We went left this time instead of going straight, I took a deep breath and thought, ok, I can do this. Then we went around the next corner and into my mom-mom’s “room” in the ER. And there it was, right in front of me, the very room Trevor was treated in was just a few rooms away. The room was empty but for some very strange and eerie reason, the light was on. There was the bed, empty.
It was like living in a flashback…
· The countless doctors and nurses
· The unnerving silence.
· Trevor’s little body on an adult size bed
· The nurse squeezing the bag, keeping oxygen flowing into Trevor’s unresponsive body.
· Trevor’s lifeless eyes, his cold little hands – he didn’t move when I talked to him, didn’t turn to me when I said his name, didn’t open his eyes when I sang to him, didn’t smile at me like he always did.
· Children’s Hospital arriving to take him by helicopter
· The look they gave each other when they examined Trevor’s eyes.
· The staff telling me I couldn’t ride in the helicopter with him.
· The gasp of my family and friends when they saw Trevor being taken away.
All of these memories flooded my brain. I stood there, frozen, staring at that room – the tears started to flow. My mom and aunt hugged me and said to go, they would be fine.
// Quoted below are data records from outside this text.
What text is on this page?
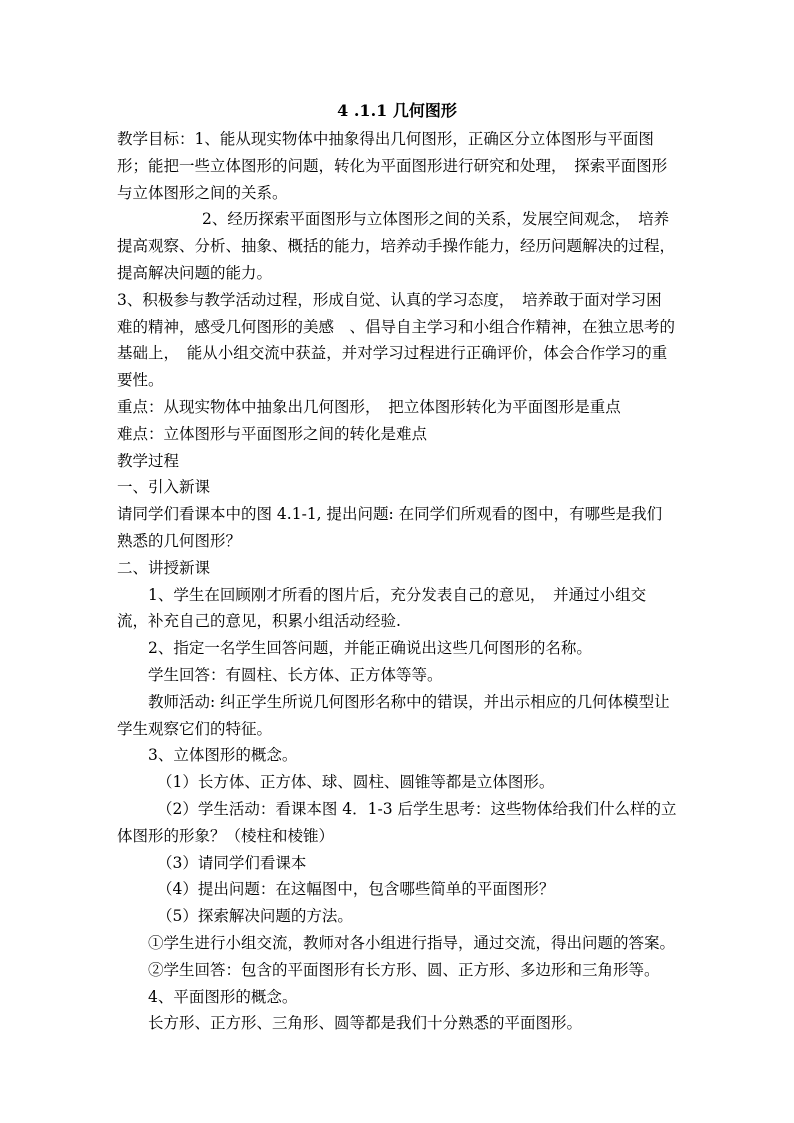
4 .1.1 几何图形

教学目标：1、能从现实物体中抽象得出几何图形，正确区分立体图形与平面图形；能把一些立体图形的问题，转化为平面图形进行研究和处理，　探索平面图形与立体图形之间的关系。

2、经历探索平面图形与立体图形之间的关系，发展空间观念，　培养提高观察、分析、抽象、概括的能力，培养动手操作能力，经历问题解决的过程，提高解决问题的能力。

3、积极参与教学活动过程，形成自觉、认真的学习态度，　培养敢于面对学习困难的精神，感受几何图形的美感　、倡导自主学习和小组合作精神，在独立思考的基础上，　能从小组交流中获益，并对学习过程进行正确评价，体会合作学习的重要性。

重点：从现实物体中抽象出几何图形，　把立体图形转化为平面图形是重点

难点：立体图形与平面图形之间的转化是难点

教学过程

一、引入新课

请同学们看课本中的图 4.1-1, 提出问题: 在同学们所观看的图中，有哪些是我们熟悉的几何图形？

二、讲授新课

1、学生在回顾刚才所看的图片后，充分发表自己的意见，　并通过小组交流，补充自己的意见，积累小组活动经验.

2、指定一名学生回答问题，并能正确说出这些几何图形的名称。

学生回答：有圆柱、长方体、正方体等等。

教师活动: 纠正学生所说几何图形名称中的错误，并出示相应的几何体模型让学生观察它们的特征。

3、立体图形的概念。

（1）长方体、正方体、球、圆柱、圆锥等都是立体图形。

（2）学生活动：看课本图 4．1-3 后学生思考：这些物体给我们什么样的立体图形的形象？（棱柱和棱锥）

（3）请同学们看课本

（4）提出问题：在这幅图中，包含哪些简单的平面图形？

（5）探索解决问题的方法。

①学生进行小组交流，教师对各小组进行指导，通过交流，得出问题的答案。

②学生回答：包含的平面图形有长方形、圆、正方形、多边形和三角形等。

4、平面图形的概念。

长方形、正方形、三角形、圆等都是我们十分熟悉的平面图形。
I left, made it to my van, and lost it. Crying and weeping , the kind I don’t let myself do often. There was no stopping it. The reality of it, my son was dead and not from natural causes, or an accident or disease, but murder. My child….murdered….intentionally hurt…..bruises, retinal detachment, head trauma, blunt force trauma NOT an accident.
My 9 month old baby boy was murdered - Like an elephant on my chest making it hard to breathe.
I called Dominic who calmed me down and talked me back to a calm state of mind and I was able to drive home. I love that about him.
I pulled into the driveway and walked up the back steps and there before me were 2 frogs. They didn’t hop away when I came. They just sat there and looked right up at me. Those of you who know me, know just what frogs mean to me. My Trevor frogs.
PTSD – Post Traumatic Stress Disorder – I don’t think I really believed in it until Trevor died. This particular day it came on like a beast, rearing its ugly head.
I am no expert on grief nor am I the poster child on how to deal with grief, I just deal with it the only way I can, little by little one moment at a time.